前世が最悪の虐待死だったので、今生は思いっきり人生を楽しみます
克全
第1話:プロローグ・ダグラス公爵家執事セバスチャン視点
「オンギャア、オンギャア、オンギャア」
出産室の中から赤子の元気な声が聞こえてきます。
出産日から出産時間まで、ここまでは私を助け育ててくれた養母の言う通りです。
養母は予言のスキルを持った魔術師でしたから、随分とその恩恵に預かりました。
私が公爵家に仕える事ができたのも、養母のお陰です。
いえ、それ以前に、この世界に転生して生きてこられたのも養母のお陰です。
貧しかった両親は、生まれた直後の私を殺そうとしたのですから。
「公爵閣下、若君の養育係をわたくしにやらせていただけないでしょうか」
私も養母のように転生者を手助けしなければいけません。
自分が受けた恩は、恩人に返すだけではいけないのです。
私と同じような、不幸不運を受けそうな人を助けなければいけないのです。
それが私を助け育ててくれた養母の教えであり、前世の祖母の教えでもあります。
こんな事を言ったら、まるで養母が死んでしまったかのようですが、魔術を極めた養母は若返りの魔術が使えますから、私よりも若々しくて元気です。

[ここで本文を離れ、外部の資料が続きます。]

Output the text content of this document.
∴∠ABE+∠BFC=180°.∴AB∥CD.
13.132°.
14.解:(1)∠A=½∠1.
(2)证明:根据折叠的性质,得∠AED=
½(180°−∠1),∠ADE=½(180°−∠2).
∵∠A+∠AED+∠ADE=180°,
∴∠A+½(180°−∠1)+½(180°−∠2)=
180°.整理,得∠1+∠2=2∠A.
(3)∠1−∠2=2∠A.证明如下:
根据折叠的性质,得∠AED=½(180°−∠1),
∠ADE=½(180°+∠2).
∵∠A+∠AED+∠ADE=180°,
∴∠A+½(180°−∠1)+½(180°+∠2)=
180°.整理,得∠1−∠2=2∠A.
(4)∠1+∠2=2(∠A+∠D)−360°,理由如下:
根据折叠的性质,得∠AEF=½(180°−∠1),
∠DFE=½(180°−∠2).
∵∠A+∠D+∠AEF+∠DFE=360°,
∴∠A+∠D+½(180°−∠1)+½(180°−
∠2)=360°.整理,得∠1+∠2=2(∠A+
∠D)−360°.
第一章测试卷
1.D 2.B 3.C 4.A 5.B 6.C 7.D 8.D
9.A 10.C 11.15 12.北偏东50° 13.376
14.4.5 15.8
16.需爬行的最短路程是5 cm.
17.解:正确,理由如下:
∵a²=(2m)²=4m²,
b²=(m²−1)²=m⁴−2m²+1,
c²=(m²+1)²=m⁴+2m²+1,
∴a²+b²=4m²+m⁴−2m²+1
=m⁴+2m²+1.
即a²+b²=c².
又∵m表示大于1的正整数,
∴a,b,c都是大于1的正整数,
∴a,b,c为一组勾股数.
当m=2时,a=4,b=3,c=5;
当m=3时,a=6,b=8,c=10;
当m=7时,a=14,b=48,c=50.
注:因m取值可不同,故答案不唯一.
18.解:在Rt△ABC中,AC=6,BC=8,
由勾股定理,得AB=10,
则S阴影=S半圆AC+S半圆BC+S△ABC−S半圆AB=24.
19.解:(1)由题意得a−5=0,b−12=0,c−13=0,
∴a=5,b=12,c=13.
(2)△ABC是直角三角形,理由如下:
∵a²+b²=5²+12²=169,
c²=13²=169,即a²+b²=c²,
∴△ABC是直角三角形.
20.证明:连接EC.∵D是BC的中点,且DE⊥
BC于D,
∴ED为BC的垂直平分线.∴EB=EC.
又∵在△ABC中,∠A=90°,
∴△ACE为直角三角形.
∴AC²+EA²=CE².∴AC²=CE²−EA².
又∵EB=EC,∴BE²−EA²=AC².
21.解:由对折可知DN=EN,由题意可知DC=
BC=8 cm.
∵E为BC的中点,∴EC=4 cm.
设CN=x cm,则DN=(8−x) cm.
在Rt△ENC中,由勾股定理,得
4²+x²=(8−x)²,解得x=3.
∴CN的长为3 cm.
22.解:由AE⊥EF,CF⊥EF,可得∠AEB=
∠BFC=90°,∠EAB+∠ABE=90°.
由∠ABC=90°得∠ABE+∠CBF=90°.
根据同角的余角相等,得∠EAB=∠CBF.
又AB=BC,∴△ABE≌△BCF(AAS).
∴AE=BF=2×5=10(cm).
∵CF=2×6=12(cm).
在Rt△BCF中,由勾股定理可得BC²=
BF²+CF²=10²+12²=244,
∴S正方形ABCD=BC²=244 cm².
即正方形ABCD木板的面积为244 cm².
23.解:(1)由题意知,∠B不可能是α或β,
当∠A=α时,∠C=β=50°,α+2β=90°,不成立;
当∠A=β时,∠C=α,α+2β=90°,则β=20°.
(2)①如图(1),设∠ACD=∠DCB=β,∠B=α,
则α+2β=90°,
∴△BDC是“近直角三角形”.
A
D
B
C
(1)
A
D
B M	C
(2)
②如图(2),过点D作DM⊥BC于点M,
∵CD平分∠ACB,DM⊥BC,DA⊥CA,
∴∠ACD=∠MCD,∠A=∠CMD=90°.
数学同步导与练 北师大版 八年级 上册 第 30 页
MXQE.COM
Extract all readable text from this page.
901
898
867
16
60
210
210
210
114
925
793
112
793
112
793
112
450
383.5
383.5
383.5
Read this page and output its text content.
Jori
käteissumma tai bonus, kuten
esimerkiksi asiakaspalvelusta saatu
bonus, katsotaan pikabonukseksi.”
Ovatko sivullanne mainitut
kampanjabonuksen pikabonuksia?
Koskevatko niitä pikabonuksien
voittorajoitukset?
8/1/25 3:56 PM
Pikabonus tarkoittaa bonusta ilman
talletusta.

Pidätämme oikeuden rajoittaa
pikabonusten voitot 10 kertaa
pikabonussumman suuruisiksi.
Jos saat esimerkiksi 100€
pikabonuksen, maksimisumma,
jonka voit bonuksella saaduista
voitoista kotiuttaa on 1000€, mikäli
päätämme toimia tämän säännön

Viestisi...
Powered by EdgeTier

「そう言われてもな、セバスチャンは我が家にはなくてはならない家臣だ。
財政も家政も領地経営も、セバスチャンがやってくれなければどうにもならん。
そもそもセバスチャンが上手くやってくれたからこそ、公爵家が繁栄したのだ。
セバスチャンが執事を止めるなど絶対に容認できん」
「執事の役目は今まで通り務めさせて頂きます。
執事を務めさせて頂きながら、養育係もやらせていただきたいのです」
「嫡男をセバスチャンが養育してくれると言うのなら、これほどうれしい事はないが、それではセバスチャンに負担がかかり過ぎる。
セバスチャンには健康で長生きしてもらって、できるだけ長く我が家に仕えてもらいたいと思っているのだ」
「過分なお言葉、感謝に堪えません。
ですがご安心ください、わたくしだけが若君をお育てするわけではありません。
奥方様もお育てになられるでしょうし、乳母も頑張ってくれるでしょう。
他にもわたくしが選んだ侍女や教育係をつけさせて頂きます。
ただ、若君のご養育に関する全指揮権をお与え願いたいのです。
私が知る全ての知識と技術を若君にお伝えしたいのです」
「うぅううむ、それはうれしいが、やはりそれでもセバスチャンの負担が気になる」
「それでは、若君だけでなく、有能な家臣も育てましょう。
私に万が一の事があった場合に、代わりに執事が務める人間を育てるためにも、若い執事補佐を置かせていただきます。
その者に執事の仕事の一部をやらせてみます」
「うぅううむ、セバスチャンにもしもの事があるなど、考えるのも嫌なのだが、セバスチャンがそこまで言うのなら養育の全権を与えよう。
だが、執事補佐や教育係を置くことで、セバスチャンに負担がかかるようでは何の意味もないから、身分に拘らず使いやすい者を選ぶように」
「わたくしめの願いを聞き届けていただき、感謝の念に堪えません。